Dan aturan ini tidak mungkin berasal dari manusia, sebab manusia tidak
mungkin memiliki pemahaman terhadap hakekat Al Kholiq, sehingga tidak mungkin dia membuat aturan antara dia dengan Alloh Subhana wata'ala. Maka aturan atau sistem ini pasti dari Alloh Subhana wata'ala.
Dengan demikian Al Kholiq
pasti menyampaikan aturan atau sistem ini bagi manusia. Karena itu
sudah selayaknya ada para Rosul yang bertugas menyampaikan agama Alloh Subhana wata'ala.
Adapun keimanan pada Al Quran, bahwa Al Quran itu dari Alloh Subhanahu wata'ala adalah karena Al Quran berbahasa Arab yang dibawa oleh Rasululloh Sholallohu 'alahi wassalam. Adapun Al Quran bisa jadi merupakan buatan orang Arab, bisa jadi buatan Nabi Sholallohu 'alahi wassalam juga bisa jadi dari Alloh Subhanahu wata'ala,
dan tidak ada kemungkinan lain selain dari tiga kemungkinan tersebut
karena Al Quran menggunakan tata bahasa dan bersastra Arab. Adapun Al
Quran itu dari orang-orang Arab adalah bathil, karena Al Quran menantang
mereka untuk membuat semisal Al Quran sebagaimana firman Alloh:
"Maka datangkanlah satu surat yang semisalnya". (QS. Al Baqarah: 23).
Dan
mereka telah berusaha untuk membuat semisalnya namun mereka gagal
melakukannya. Sedangkan Al Quran itu berasal dari Rasululloh Sholallohu 'alaihi wassalam juga
bathil, karena Rasululloh juga orang Arab yang tidak mampu membuat
semisalnya, beliau juga tidak mampu membuat semisalnya dan sepantasnya
Rasululloh tidak membuat yang semisalnya. Dengan demikian maka Al Quran
bukan dari Rasululloh Sholallohu 'alaihi wassalam.
Apalagi Rasululloh memiliki hadits-hadits yang berbeda jauh dengan Al Quran dengan perbedaan yang jelas dari segi uslub (gaya
bahasa). Ucapan seseorang itu, sekalipun dia berusaha membuat berbagai
gaya bahasa, sesungguhnya ucapan itu memiliki kesamaan gaya bahasa yang
satu dengan yang lainnya, karena ucapan itu adalah bagian dari dirinya.
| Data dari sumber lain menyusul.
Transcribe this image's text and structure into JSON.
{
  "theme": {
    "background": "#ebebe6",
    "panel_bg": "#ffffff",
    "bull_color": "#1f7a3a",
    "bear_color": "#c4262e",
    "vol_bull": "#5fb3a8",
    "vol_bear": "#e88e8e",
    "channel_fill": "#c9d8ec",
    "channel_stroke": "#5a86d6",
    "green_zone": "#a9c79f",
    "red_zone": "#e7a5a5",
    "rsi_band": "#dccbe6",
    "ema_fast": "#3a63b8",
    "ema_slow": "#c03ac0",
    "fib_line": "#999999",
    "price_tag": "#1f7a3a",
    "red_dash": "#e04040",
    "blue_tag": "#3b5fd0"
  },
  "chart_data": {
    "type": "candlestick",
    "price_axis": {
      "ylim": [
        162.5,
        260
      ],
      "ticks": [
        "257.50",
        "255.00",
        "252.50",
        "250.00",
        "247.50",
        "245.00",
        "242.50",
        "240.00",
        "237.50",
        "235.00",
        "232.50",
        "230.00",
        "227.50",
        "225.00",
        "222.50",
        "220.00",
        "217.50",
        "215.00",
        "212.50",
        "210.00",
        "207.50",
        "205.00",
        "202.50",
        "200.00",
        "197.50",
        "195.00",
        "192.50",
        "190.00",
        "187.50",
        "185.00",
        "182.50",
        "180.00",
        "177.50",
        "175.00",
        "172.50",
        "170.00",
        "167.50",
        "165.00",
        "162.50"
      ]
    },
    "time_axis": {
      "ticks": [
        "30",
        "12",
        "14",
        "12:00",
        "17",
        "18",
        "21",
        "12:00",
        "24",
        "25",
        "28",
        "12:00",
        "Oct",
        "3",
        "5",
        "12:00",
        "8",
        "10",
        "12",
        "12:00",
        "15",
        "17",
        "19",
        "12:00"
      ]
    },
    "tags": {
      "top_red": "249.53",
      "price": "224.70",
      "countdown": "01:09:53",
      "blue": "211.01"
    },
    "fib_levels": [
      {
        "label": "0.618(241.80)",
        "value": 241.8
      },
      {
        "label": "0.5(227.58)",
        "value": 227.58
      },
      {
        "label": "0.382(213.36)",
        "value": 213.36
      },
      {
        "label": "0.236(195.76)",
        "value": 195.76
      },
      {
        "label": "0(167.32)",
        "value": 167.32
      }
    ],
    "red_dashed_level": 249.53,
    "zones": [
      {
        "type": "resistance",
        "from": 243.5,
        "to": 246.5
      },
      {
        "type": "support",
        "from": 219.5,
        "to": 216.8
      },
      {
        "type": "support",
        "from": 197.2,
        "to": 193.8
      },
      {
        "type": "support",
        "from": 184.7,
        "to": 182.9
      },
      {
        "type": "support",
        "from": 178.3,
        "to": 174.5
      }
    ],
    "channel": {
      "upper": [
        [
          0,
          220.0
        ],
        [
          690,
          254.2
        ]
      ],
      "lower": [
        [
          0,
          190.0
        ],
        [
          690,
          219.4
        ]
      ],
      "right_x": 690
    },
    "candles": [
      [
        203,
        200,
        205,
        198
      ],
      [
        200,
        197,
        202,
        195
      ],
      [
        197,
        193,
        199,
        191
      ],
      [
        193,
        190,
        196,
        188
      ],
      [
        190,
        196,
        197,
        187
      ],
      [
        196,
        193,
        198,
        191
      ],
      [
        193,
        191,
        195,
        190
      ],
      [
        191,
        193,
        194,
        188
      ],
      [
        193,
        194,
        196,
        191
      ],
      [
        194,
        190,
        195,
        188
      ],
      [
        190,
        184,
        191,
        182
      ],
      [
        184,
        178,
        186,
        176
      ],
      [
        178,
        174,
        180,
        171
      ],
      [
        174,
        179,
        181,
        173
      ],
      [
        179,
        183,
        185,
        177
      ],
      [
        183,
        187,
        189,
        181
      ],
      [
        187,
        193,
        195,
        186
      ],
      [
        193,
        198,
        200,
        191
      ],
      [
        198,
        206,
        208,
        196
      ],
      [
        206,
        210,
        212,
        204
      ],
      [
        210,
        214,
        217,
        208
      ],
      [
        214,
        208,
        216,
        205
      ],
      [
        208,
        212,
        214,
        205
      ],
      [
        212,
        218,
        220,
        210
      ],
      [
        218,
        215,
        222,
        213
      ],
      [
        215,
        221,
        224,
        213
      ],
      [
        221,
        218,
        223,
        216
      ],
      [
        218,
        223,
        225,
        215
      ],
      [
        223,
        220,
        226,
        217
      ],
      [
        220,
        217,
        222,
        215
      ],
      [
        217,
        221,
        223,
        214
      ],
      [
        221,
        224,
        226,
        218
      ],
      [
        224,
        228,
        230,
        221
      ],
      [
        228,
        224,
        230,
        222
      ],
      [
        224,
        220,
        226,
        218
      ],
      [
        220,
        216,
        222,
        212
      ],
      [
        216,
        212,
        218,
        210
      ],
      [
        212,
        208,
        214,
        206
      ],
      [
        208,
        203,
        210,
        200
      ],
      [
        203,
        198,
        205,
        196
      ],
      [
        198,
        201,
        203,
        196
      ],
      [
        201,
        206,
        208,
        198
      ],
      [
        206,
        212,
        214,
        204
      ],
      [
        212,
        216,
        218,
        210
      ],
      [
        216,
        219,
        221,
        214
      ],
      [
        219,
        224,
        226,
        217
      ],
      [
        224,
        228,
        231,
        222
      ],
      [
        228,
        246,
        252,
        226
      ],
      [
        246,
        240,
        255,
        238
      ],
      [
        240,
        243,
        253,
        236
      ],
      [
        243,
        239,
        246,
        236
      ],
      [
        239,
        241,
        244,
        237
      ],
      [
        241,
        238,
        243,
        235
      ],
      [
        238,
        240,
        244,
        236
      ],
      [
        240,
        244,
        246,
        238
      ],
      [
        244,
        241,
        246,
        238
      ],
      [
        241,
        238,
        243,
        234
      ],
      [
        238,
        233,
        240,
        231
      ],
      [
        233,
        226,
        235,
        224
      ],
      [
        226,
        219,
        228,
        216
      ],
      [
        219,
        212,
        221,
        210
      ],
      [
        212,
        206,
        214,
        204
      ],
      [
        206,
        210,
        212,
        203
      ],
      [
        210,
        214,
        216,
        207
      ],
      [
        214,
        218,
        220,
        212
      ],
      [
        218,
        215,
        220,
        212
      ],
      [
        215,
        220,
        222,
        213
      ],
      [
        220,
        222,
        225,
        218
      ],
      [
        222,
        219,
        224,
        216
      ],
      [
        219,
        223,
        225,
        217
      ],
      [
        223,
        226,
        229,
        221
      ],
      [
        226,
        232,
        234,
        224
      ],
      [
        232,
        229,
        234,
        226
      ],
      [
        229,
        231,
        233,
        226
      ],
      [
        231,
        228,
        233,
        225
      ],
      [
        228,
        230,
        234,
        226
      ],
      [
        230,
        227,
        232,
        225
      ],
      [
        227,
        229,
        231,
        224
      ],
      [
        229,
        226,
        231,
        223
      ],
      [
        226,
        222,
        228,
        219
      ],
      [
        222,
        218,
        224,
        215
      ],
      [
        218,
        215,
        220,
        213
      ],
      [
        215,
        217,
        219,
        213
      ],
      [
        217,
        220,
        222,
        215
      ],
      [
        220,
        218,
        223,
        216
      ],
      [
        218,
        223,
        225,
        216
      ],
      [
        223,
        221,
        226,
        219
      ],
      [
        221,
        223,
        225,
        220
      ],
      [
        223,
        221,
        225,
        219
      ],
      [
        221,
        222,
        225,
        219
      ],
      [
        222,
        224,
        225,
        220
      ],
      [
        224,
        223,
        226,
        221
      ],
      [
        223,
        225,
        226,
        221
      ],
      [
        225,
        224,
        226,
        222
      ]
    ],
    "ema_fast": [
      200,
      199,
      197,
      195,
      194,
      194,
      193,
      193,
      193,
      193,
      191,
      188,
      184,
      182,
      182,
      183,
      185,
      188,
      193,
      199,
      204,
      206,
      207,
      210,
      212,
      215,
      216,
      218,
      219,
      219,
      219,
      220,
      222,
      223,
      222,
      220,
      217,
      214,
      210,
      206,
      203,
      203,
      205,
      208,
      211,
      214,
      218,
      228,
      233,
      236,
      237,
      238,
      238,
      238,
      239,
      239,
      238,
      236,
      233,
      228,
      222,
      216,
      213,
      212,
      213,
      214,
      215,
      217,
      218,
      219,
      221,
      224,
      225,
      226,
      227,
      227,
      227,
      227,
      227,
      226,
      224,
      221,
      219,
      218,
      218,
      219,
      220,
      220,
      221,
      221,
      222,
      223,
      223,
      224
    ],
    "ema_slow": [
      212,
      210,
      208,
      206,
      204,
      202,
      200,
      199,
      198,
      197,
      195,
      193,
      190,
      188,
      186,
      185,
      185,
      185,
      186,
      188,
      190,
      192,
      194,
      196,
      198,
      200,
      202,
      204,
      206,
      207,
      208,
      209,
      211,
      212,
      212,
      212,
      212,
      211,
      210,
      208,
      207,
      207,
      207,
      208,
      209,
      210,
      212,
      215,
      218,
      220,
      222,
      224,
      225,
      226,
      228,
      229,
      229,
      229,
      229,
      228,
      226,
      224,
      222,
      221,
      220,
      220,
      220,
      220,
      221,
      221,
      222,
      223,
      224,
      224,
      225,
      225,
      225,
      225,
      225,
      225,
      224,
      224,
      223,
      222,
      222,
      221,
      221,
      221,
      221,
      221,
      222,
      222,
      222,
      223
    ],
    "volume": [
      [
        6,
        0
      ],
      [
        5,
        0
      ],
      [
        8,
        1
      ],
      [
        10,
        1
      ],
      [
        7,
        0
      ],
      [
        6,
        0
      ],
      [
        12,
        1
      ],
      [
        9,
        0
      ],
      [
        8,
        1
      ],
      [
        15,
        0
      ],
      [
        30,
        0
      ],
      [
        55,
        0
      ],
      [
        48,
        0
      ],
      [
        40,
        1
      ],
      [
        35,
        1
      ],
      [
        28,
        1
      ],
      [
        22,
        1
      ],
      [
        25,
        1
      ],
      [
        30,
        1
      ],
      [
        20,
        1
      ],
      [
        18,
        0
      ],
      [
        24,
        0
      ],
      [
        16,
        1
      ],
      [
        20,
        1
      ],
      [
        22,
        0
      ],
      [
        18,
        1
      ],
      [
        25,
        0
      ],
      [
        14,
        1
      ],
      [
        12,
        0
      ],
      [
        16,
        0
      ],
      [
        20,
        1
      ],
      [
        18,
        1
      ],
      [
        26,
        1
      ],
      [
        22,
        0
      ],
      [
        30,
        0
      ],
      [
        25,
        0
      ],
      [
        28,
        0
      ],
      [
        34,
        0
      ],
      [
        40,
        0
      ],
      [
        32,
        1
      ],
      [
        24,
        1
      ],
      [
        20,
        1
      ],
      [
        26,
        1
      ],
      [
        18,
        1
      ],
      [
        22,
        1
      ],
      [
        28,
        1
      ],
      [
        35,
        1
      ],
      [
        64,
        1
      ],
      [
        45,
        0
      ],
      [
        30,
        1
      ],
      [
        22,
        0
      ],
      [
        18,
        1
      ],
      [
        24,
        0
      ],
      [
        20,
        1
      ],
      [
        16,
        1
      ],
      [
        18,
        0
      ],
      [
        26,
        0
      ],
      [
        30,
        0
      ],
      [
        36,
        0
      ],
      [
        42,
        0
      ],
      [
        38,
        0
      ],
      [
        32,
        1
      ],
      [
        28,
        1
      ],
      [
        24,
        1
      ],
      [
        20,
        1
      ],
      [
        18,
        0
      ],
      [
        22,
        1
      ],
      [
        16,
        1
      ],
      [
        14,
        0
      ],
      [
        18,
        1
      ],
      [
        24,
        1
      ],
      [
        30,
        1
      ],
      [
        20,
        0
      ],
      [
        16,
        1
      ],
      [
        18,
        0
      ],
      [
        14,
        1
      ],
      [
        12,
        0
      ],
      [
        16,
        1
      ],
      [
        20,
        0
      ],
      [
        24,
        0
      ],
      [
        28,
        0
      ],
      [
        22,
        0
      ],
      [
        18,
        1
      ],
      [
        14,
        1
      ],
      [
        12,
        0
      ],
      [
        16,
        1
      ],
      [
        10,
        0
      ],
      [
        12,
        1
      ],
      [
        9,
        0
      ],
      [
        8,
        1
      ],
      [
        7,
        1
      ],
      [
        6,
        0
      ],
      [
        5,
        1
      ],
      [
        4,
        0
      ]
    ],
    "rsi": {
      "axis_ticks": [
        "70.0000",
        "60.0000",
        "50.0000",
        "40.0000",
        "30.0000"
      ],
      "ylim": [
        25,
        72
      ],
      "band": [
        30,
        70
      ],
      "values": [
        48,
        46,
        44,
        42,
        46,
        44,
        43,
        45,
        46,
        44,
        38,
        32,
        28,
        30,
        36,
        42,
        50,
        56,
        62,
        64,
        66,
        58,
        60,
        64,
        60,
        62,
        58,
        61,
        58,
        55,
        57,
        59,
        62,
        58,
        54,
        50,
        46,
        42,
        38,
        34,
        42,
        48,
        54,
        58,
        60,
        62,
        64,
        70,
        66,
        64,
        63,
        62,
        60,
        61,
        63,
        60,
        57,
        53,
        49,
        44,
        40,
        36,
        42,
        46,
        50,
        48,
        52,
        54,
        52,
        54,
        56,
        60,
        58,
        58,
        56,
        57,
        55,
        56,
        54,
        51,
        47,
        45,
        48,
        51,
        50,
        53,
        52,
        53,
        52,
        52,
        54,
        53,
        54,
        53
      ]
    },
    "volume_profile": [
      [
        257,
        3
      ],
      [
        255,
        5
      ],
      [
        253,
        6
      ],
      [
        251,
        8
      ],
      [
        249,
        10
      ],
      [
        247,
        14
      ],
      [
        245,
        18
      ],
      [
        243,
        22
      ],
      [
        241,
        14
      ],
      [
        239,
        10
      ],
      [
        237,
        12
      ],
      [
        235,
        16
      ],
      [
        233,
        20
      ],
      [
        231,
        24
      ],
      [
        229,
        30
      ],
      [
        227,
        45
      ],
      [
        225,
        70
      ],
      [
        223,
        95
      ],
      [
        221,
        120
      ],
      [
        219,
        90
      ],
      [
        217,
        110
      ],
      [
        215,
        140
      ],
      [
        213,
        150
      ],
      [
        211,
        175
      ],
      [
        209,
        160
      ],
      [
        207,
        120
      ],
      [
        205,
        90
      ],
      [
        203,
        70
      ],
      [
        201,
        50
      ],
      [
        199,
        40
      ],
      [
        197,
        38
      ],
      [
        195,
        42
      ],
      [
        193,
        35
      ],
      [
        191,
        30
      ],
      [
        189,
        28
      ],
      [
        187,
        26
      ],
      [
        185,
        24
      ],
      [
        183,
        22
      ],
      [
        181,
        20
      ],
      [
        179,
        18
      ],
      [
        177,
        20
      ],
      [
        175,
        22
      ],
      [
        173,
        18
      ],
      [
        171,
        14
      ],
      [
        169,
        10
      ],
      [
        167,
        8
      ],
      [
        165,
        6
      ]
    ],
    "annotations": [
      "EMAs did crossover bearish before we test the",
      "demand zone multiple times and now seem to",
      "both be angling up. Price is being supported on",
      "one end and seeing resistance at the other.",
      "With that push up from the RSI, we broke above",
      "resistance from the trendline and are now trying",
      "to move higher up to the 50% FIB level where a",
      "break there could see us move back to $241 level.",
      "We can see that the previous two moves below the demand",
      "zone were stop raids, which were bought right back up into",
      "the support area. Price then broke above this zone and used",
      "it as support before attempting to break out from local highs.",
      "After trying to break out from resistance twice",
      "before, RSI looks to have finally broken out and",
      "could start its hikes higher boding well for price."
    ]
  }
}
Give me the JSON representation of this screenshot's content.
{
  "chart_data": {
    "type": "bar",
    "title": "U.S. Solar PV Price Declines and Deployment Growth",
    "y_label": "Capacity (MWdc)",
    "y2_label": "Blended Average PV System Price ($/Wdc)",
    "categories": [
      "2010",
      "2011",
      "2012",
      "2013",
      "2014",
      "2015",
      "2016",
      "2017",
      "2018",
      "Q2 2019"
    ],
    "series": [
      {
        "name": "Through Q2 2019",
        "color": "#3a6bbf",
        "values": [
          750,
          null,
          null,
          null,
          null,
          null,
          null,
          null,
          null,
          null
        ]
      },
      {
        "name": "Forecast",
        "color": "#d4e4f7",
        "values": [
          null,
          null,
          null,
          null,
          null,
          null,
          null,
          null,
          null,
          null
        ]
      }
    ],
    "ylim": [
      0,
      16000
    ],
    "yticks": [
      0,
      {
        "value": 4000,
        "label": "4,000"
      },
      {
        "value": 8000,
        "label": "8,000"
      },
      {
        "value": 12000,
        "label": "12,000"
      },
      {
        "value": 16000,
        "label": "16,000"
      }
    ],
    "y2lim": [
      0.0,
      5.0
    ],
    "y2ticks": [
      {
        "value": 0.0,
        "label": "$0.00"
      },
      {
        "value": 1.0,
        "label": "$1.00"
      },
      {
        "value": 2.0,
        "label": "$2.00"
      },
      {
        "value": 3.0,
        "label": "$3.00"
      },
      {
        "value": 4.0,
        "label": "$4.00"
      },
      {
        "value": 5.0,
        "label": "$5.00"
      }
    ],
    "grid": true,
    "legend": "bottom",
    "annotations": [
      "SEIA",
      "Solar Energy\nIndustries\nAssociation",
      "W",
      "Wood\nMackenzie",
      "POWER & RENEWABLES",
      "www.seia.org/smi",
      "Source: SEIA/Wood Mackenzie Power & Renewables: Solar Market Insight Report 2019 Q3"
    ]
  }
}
Dengan demikian, Al Quran pasti bukan ucapan orang Arab, juga bukan sabda Rasululloh Sholallohu 'alaihi wassalam. Dengan demikian Al Quran pasti merupakan firman Alloh Subhana wata'ala.
Berdasarkan
pemikiran bahwa Rasululloh adalah pembawa risalah Al Quran dan Al Quran
itu firman Alloh dan syariat-Nya, dan tidak ada orang yang membawa
syariat kecuali Nabi dan Rasul, maka dengan demikian sudah pasti
Muhammad Sholallohu 'alahi wassalam adalah Nabi dan Rasul-Nya. Ini semua adalah dalil aqli
atas keimanan kepada Alloh, Rasul-Nya, dan Al Quran sebagai firman-Nya.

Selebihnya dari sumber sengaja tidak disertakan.